In all cases, you must define the following attributes on your syntax rule class:

  • OID - the numeric OID of the rule. As with matching rules, there is no requirement that this is IANA-registered, but it must be globally unique.
  • DESC - a brief description of the rule. This is mainly used in exception messages.

Regex syntax rules must also define:

  • regex - the regular expression.

Below are examples from laurelin.ldap.schema:

from laurelin.ldap.rules import SyntaxRule, RegexSyntaxRule
from laurelin.ldap.exceptions import InvalidSyntaxError
import six

 class DirectoryString(SyntaxRule):
     OID = '1.3.6.1.4.1.1466.115.121.1.15'
     DESC = 'Directory String'

     def validate(self, s):
         if not isinstance(s, six.string_types) or (len(s) == 0):
             raise InvalidSyntaxError('Not a valid {0}'.format(self.DESC))
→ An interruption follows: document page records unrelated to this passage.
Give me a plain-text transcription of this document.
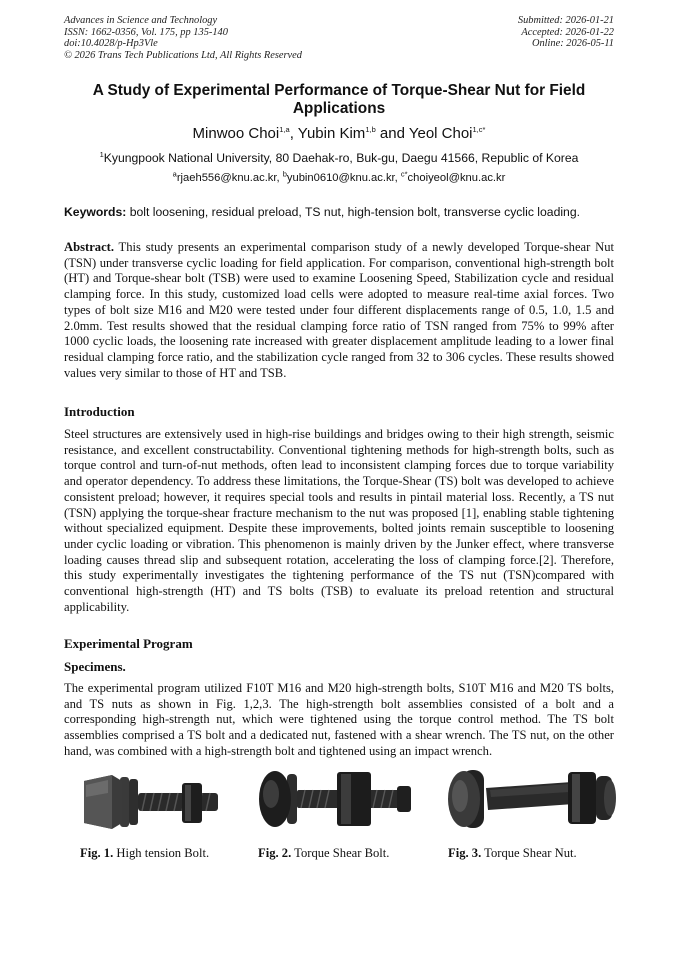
Advances in Science and Technology
ISSN: 1662-0356, Vol. 175, pp 135-140
doi:10.4028/p-Hp3Vle
© 2026 Trans Tech Publications Ltd, All Rights Reserved
Submitted: 2026-01-21
Accepted: 2026-01-22
Online: 2026-05-11
A Study of Experimental Performance of Torque-Shear Nut for Field Applications
Minwoo Choi$^{1,a}$, Yubin Kim$^{1,b}$ and Yeol Choi$^{1,c*}$
$^1$Kyungpook National University, 80 Daehak-ro, Buk-gu, Daegu 41566, Republic of Korea
$^a$rjaeh556@knu.ac.kr, $^b$yubin0610@knu.ac.kr, $^{c*}$choiyeol@knu.ac.kr
Keywords: bolt loosening, residual preload, TS nut, high-tension bolt, transverse cyclic loading.
Abstract. This study presents an experimental comparison study of a newly developed Torque-shear Nut (TSN) under transverse cyclic loading for field application. For comparison, conventional high-strength bolt (HT) and Torque-shear bolt (TSB) were used to examine Loosening Speed, Stabilization cycle and residual clamping force. In this study, customized load cells were adopted to measure real-time axial forces. Two types of bolt size M16 and M20 were tested under four different displacements range of 0.5, 1.0, 1.5 and 2.0mm. Test results showed that the residual clamping force ratio of TSN ranged from 75% to 99% after 1000 cyclic loads, the loosening rate increased with greater displacement amplitude leading to a lower final residual clamping force ratio, and the stabilization cycle ranged from 32 to 306 cycles. These results showed values very similar to those of HT and TSB.
Introduction
Steel structures are extensively used in high-rise buildings and bridges owing to their high strength, seismic resistance, and excellent constructability. Conventional tightening methods for high-strength bolts, such as torque control and turn-of-nut methods, often lead to inconsistent clamping forces due to torque variability and operator dependency. To address these limitations, the Torque-Shear (TS) bolt was developed to achieve consistent preload; however, it requires special tools and results in pintail material loss. Recently, a TS nut (TSN) applying the torque-shear fracture mechanism to the nut was proposed [1], enabling stable tightening without specialized equipment. Despite these improvements, bolted joints remain susceptible to loosening under cyclic loading or vibration. This phenomenon is mainly driven by the Junker effect, where transverse loading causes thread slip and subsequent rotation, accelerating the loss of clamping force.[2]. Therefore, this study experimentally investigates the tightening performance of the TS nut (TSN)compared with conventional high-strength (HT) and TS bolts (TSB) to evaluate its preload retention and structural applicability.
Experimental Program
Specimens.
The experimental program utilized F10T M16 and M20 high-strength bolts, S10T M16 and M20 TS bolts, and TS nuts as shown in Fig. 1,2,3. The high-strength bolt assemblies consisted of a bolt and a corresponding high-strength nut, which were tightened using the torque control method. The TS bolt assemblies comprised a TS bolt and a dedicated nut, fastened with a shear wrench. The TS nut, on the other hand, was combined with a high-strength bolt and tightened using an impact wrench.
Fig. 1. High tension Bolt.	Fig. 2. Torque Shear Bolt.	Fig. 3. Torque Shear Nut.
 class Integer(RegexSyntaxRule):
     OID = '1.3.6.1.4.1.1466.115.121.1.27'
     DESC = 'INTEGER'
     regex = r'^-?[1-9][0-9]*$'

SchemaValidator

Laurelin ships with SchemaValidator which, when applied to a connection, automatically checks write operations for schema validity before sending the request to the server. This includes any schema you define in your extensions. Users can enable this like so:

from laurelin.ldap import LDAP
from laurelin.ldap.schema import SchemaValidator

with LDAP('ldaps://dir.example.org', validators=[SchemaValidator()]) as ldap:
   # do stuff

You can also define your own validators, see below.

Validators

Validators must subclass Validator. The public interface includes Validator.validate_object() and Validator.validate_modify(). You will usually just want to override these, however they do include a default implementation which checks all attributes using the abstract Validator._validate_attribute(). Check method docs for more information about how to define these.

When defining validators in your extension, you can avoid needing to import the module again by using the return value from LDAP.activate_extension(), like so:

from laurelin.ldap import LDAP
my_ext = LDAP.activate_extension('an.extension.module')

with LDAP('ldaps://dir.example.org', validators=[my_ext.MyValidator()]) as ldap:
   # do stuff

Packaging

laurelin.extensions is a namespace package meaning you can add your own modules and packages to it. You can use this on your private infrastructure, publish it in its own package that way, or submit it as a pull request to be shipped as a built-in extension. You’re also welcome to package in your own namespace, as long as it is reachable for import.